Quid des autres domaines comme la sécurité et l’économie ?
Au plan économique et commercial, je dirai que l’un des plus importants aboutissements de l’UA a été le lancement de la Zone de libre échange continentale africaine (ZLECAF) en juin 2019 à Niamey au Niger, et la nomination de son secrétaire général installé à Accra au Ghana depuis août 2020. Ce pas de géant dans la consolidation des dynamiques intégrationnistes de l’Afrique a été complété d’une part par, l’adoption en Janvier 2018 du Protocole relatif à la libre circulation des personnes, au droit de résidence et au droit d’établissement, ainsi que l’instauration d’un passeport panafricain en février 2019, et d’autre part, par le lancement en Janvier 2018 du Marché unique de transport aérien africain (MUTAA), initiative dénommée « ciel ouvert de l’Afrique ». Un bon emboitement et une appropriation effective au niveau national de ces instruments devraient permettre à moyen et long terme d’accélérer l’intégration économique et des peuples en Afrique telle que souhaitée par les pères fondateurs de l’UA.

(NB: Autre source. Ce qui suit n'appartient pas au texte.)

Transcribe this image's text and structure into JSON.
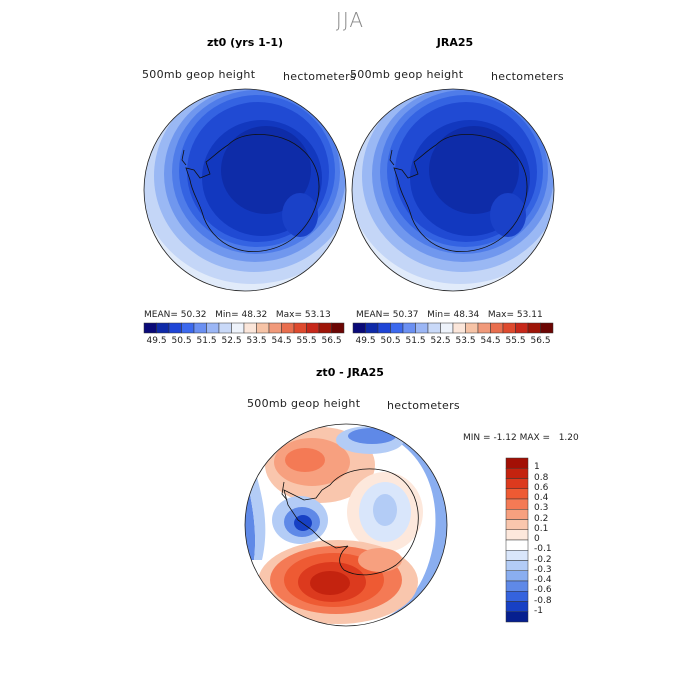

Pour être complet dans notre revue, il convient de souligner que le leadership du Président Moussa Faki Mahamat a également été déterminant en matière de politique et coopération internationale. Dans ce domaine, à côté du resserrement des liens dans le cadre de partenariats stratégiques entretenus grâce aux plateformes multilatérales (BRICS+, FOCAC, TICAD, UA-UE…) ou de la rénovation des accords de coopération avec la France, les Etats unis, la Grande Bretagne, la Russie, l’Allemagne, l’Inde, la Turquie et certains pays du Golfe, l’UA a su mener un plaidoyer et harmoniser ses positions pour atteindre des résultats dans l’intérêt du continent. Je peux à ce titre affirmer que l’élection de notre compatriote, S.E.M Philémon Yang au prestigieux poste de président de l’Assemblée générale des Nations unies, a bénéficié de tout le soutien de l’UA et de ses membres. Bien avant cela l’UA avait obtenu une place au G20 en devenant membre permanent. Cette adhésion puisqu’une simple formalité traduisait la détermination de l’UA à faire entendre sa voix dans le vaste chantier de la réforme de la gouvernance économique et financière mondiale pour laquelle elle s’est d’ores et déjà positionnée. 
Bien que ces faits d’armes soient élogieux, il demeure que de nombreuses contreperformances aux conséquences désastreuses subsistent. Ces dernières années, l’Afrique a enregistré plusieurs coups d’État, renouant ainsi avec les vieux démons de l’instabilité politique et de la dictature. Parmi les dossiers sensibles qui n’ont toujours pas trouvé de solutions pérennes, figurent l’exercice du pouvoir politique dans certains pays par des autorités coupables d’actes anticonstitutionnelles, les guerres au Soudan et en Libye, les violences au Mozambique, à la frontière de la République démocratique du Congo (RDC) et du Rwanda, le retrait de la Communauté économique des États de l'Afrique de l'Ouest (CEDEAO) du Burkina Faso, du Mali et du Niger, etc.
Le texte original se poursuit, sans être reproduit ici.